KPK Bantah Pernyataan Prabowo Soal Korupsi di Indonesia Stadium 4

Kategori: Hukum Uncategorized Pada: . Topik: , , ,

Ketua KPK Agus Rahardjo (tengah) bersama Wakil Ketua KPK Saut Situmorang (kanan) dan Laode Muhammad Syarif (kiri) menunjukkan cakram kompilasi lagu saat Festival Lagu Suara Antikorupsi (Saksi) di Plaza Festival, Jakarta, Jumat (30/11/2018). (Foto: Antara/Indrianto Eko Suwarso)

Jurnalpolitik.id – Calon Presiden nomor urut 02, Prabowo Subianto, menyebut maraknya korupsi di Indonesia sudah seperti kanker stadium empat.

Pernyataan itu dibantah Ketua Komisi Pemberantasan Korupsi (KPK) Agus Rahardjo. Menurut Agus, kondisi korupsi di Indonesia tidak separah penilaian Prabowo.

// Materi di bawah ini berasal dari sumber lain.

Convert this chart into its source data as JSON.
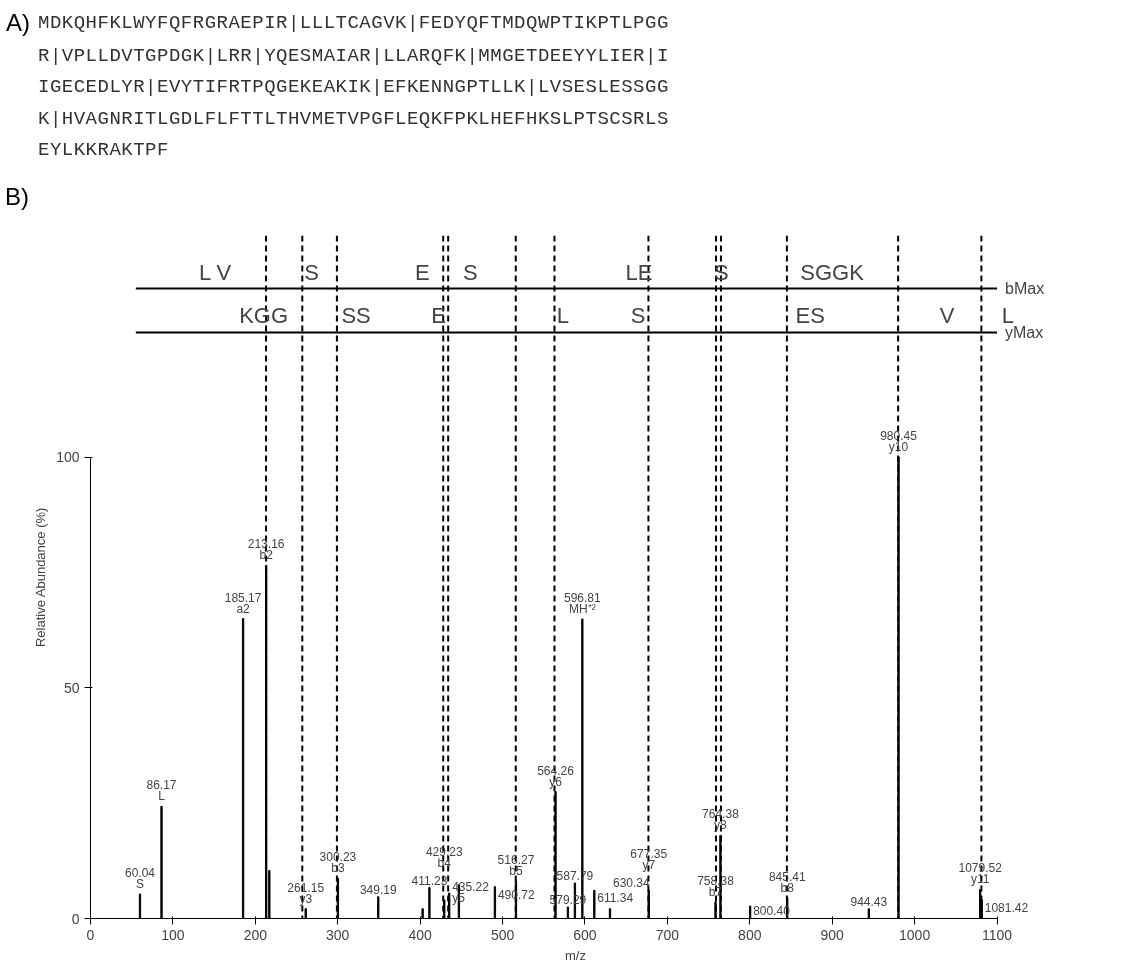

“Semestinya tidak begitu. Kalau kita melihat, justru kalau kita komparasi, bandingkan dengan yang ditinggalkan zaman Orde Baru, ini data rilis Transparasi Internasional, tahun 1999 itu relatif ditinggalkan,” ujar Agus saat ditemui di Plaza Festival, Jakarta, Jumat (30/11/2018).

Agus mengatakan, di era Orde Baru, Indonesia memang terburuk di Asia Tenggara dalam indeks persepsi korupsi. Namun, secara perlahan, indeks persepsi korupsi Indonesia meningkat.

“Sekarang di Asean, di atas kita Singapura. Malaysia 51 skornya, kemudian Brunei. Jadi dulu Vietnam, Filipina di atas kita, sekarang sudah di bawah kita,” kata Agus.

Kendati demikian, lanjut Agus, yang perlu diperhatikan adalah lambatnya kenaikan indeks persepsi korupsi.

Menurutnya, semua pihak harus bergerak dan berpartisipasi untuk memperbaiki banyak hal dalam pemberantasan korupsi.

Sebelumnya, saat menjadi pembicara utama dalam acara ‘The World in 2019 Gala Dinner‘ yang diselenggarakan majalah The Economist di Hotel Grand Hyatt Singapura, Selasa (27/11/2018), Prabowo menggambarkan korupsi yang terjadi di Indonesia saat ini sudah seperti kanker stadium empat.

Awalnya Prabowo memaparkan bahwa saat ini Indonesia sangat membutuhkan orang-orang cerdas dan jujur untuk membangun negara demokrasi yang sehat.

“Menurut saya paling mendesak yang dibutuhkan saat ini adalah untuk membentuk sebuah tim anak bangsa yang terbaik dan paling cerdas dengan integritas tinggi untuk melakukan reformasi dan membentuk pemerintahan yang bersih dan anti-korupsi,” kata Prabowo seperti dikutip dari siaran persnya, Rabu (28/11/2018).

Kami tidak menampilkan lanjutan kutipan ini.